The downside to this approach is that during each polling request, the user is receiving more messages than what can be consumed. These messages are buffered until a worker is available and their visibility is constantly being monitored and extended in the background. This can have business impact for customers since requests for extending visibility of messages are chargeable. This drawback was also mentioned in one of the PR comments left by a maintainer of JustSaying. Concurrency management in subscription groups is decoupled from the message polling logic. Concurrency limits will only restrict the number of handlers being invoked across all SQS queues but it does not influence the number of messages that will be fetched from SQS during each service call.

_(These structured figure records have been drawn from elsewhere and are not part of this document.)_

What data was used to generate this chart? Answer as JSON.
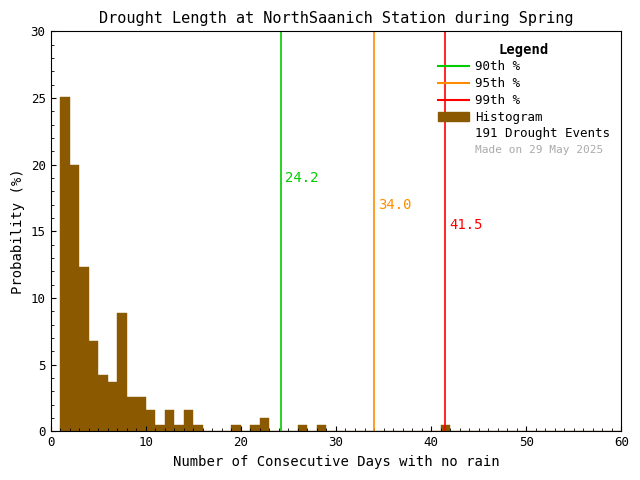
{
  "title": "Drought Length at NorthSaanich Station during Spring",
  "xlabel": "Number of Consecutive Days with no rain",
  "ylabel": "Probability (%)",
  "xlim": [
    0,
    60
  ],
  "ylim": [
    0,
    30
  ],
  "xticks": [
    0,
    10,
    20,
    30,
    40,
    50,
    60
  ],
  "yticks": [
    0,
    5,
    10,
    15,
    20,
    25,
    30
  ],
  "bar_color": "#8B5A00",
  "bar_edgecolor": "#8B5A00",
  "background_color": "#ffffff",
  "percentile_90": 24.2,
  "percentile_95": 34.0,
  "percentile_99": 41.5,
  "percentile_90_color": "#00CC00",
  "percentile_95_color": "#FF8C00",
  "percentile_99_color": "#FF0000",
  "percentile_90_label_color": "#00CC00",
  "percentile_95_label_color": "#FF8C00",
  "percentile_99_label_color": "#FF0000",
  "n_events": 191,
  "date_text": "Made on 29 May 2025",
  "date_color": "#aaaaaa",
  "bin_width": 1,
  "bin_probabilities": {
    "1": 25.1,
    "2": 20.0,
    "3": 12.3,
    "4": 6.8,
    "5": 4.2,
    "6": 3.7,
    "7": 8.9,
    "8": 2.6,
    "9": 2.6,
    "10": 1.6,
    "11": 0.5,
    "12": 1.6,
    "13": 0.5,
    "14": 1.6,
    "15": 0.5,
    "16": 0.0,
    "17": 0.0,
    "18": 0.0,
    "19": 0.5,
    "20": 0.0,
    "21": 0.5,
    "22": 1.0,
    "23": 0.0,
    "24": 0.0,
    "25": 0.0,
    "26": 0.5,
    "27": 0.0,
    "28": 0.5,
    "29": 0.0,
    "30": 0.0,
    "31": 0.0,
    "32": 0.0,
    "33": 0.0,
    "34": 0.0,
    "35": 0.0,
    "36": 0.0,
    "37": 0.0,
    "38": 0.0,
    "39": 0.0,
    "40": 0.0,
    "41": 0.5,
    "42": 0.0,
    "43": 0.0,
    "44": 0.0,
    "45": 0.0,
    "46": 0.0,
    "47": 0.0,
    "48": 0.0,
    "49": 0.0,
    "50": 0.0,
    "51": 0.0,
    "52": 0.0,
    "53": 0.0,
    "54": 0.0,
    "55": 0.0,
    "56": 0.0,
    "57": 0.0,
    "58": 0.0,
    "59": 0.0
  }
}
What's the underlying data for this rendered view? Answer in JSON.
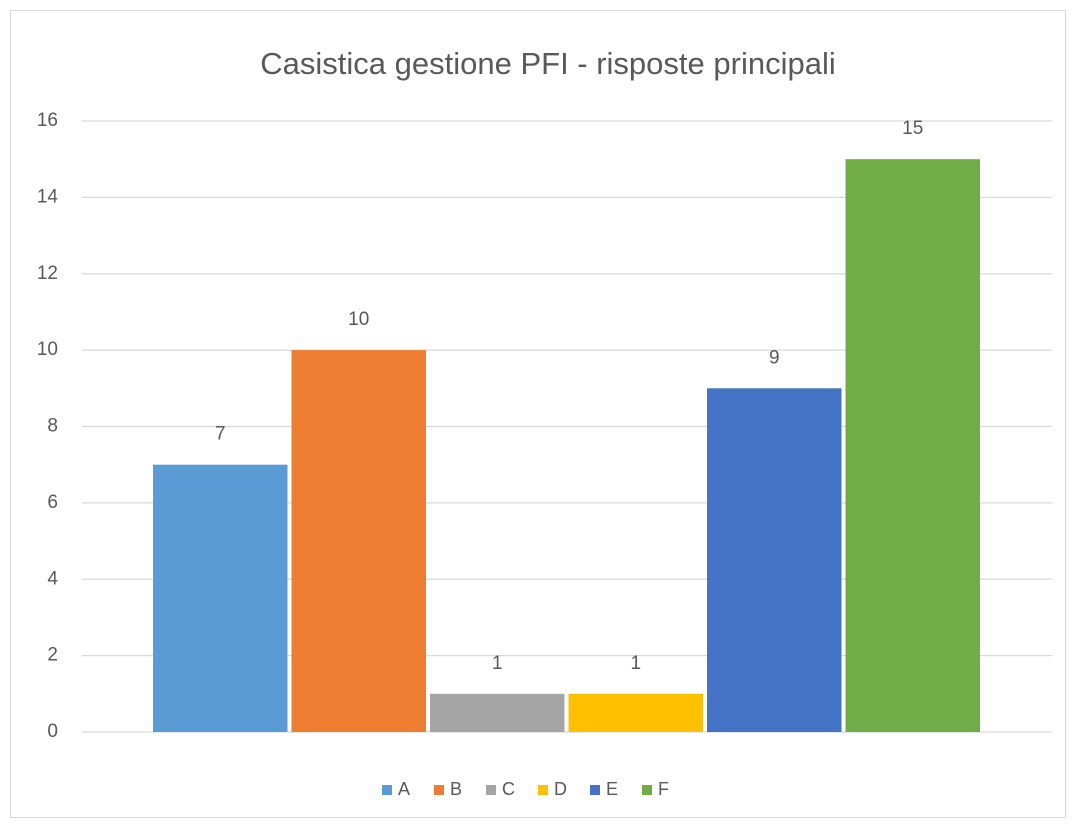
{
  "chart_data": {
    "type": "bar",
    "title": "Casistica gestione PFI - risposte principali",
    "series": [
      {
        "name": "A",
        "color": "#5b9bd5",
        "values": [
          7
        ]
      },
      {
        "name": "B",
        "color": "#ed7d31",
        "values": [
          10
        ]
      },
      {
        "name": "C",
        "color": "#a5a5a5",
        "values": [
          1
        ]
      },
      {
        "name": "D",
        "color": "#ffc000",
        "values": [
          1
        ]
      },
      {
        "name": "E",
        "color": "#4472c4",
        "values": [
          9
        ]
      },
      {
        "name": "F",
        "color": "#70ad47",
        "values": [
          15
        ]
      }
    ],
    "ylim": [
      0,
      16
    ],
    "yticks": [
      0,
      2,
      4,
      6,
      8,
      10,
      12,
      14,
      16
    ],
    "grid": true,
    "legend": "bottom"
  }
}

Additionally, messages that are polled from multiple SQS queues are buffered asynchronously and are interleaved. Since there are no guarantees on ordering of messages, JustSaying does not support FIFO handling of messages and also has an open GitHub issue about it.
Why did JustSaying opt to use a Channels based approach to concurrency management?
This GitHub issue outlines the concurrency related issues in JustSaying prior to V7. Below is a summary of it:
The had an interface called IMessageProcessingStrategy with the following members
int MaxWorkers { get; }
int AvailableWorkers { get; }
void StartWorker(Func<Task> action);
Task WaitForAvailableWorkers();
Imagine a scenario where a single instance IMessageProcessingStrategy
was shared across 2 SQS pollers.
- T0:
AvailableWorkers
is 0. Both pollers are blocked onWaitForAvailableWorkers()
- T1:
AvailableWorkers
is set to 1 and both pollers attempt to read this value. - T2: Poller 1 reads the value first and requests SQS for 1 message and dispatches it for processing, decrementing
AvailableWorkers
to 0 - T3: Poller 2 still has the stale value of
AvailableWorkers
in memory and requests 1 more message and eventually dispatches it for processing but also violates the concurrency limit.
They did not have a thread-safe way to maintain a count of AvailableWorkers
across multiple SQS pollers and therefore moved away from it.
Conclusion
There are no user reported issues with the concurrency strategy currently used by AWS Message Processing Framework for .NET. It is stable with extensive test coverage around it. We currently do not plan to support setting a concurrency limit that is shared across multiple SQS queues and therefore have decided to stick to our current concurrency management startegy.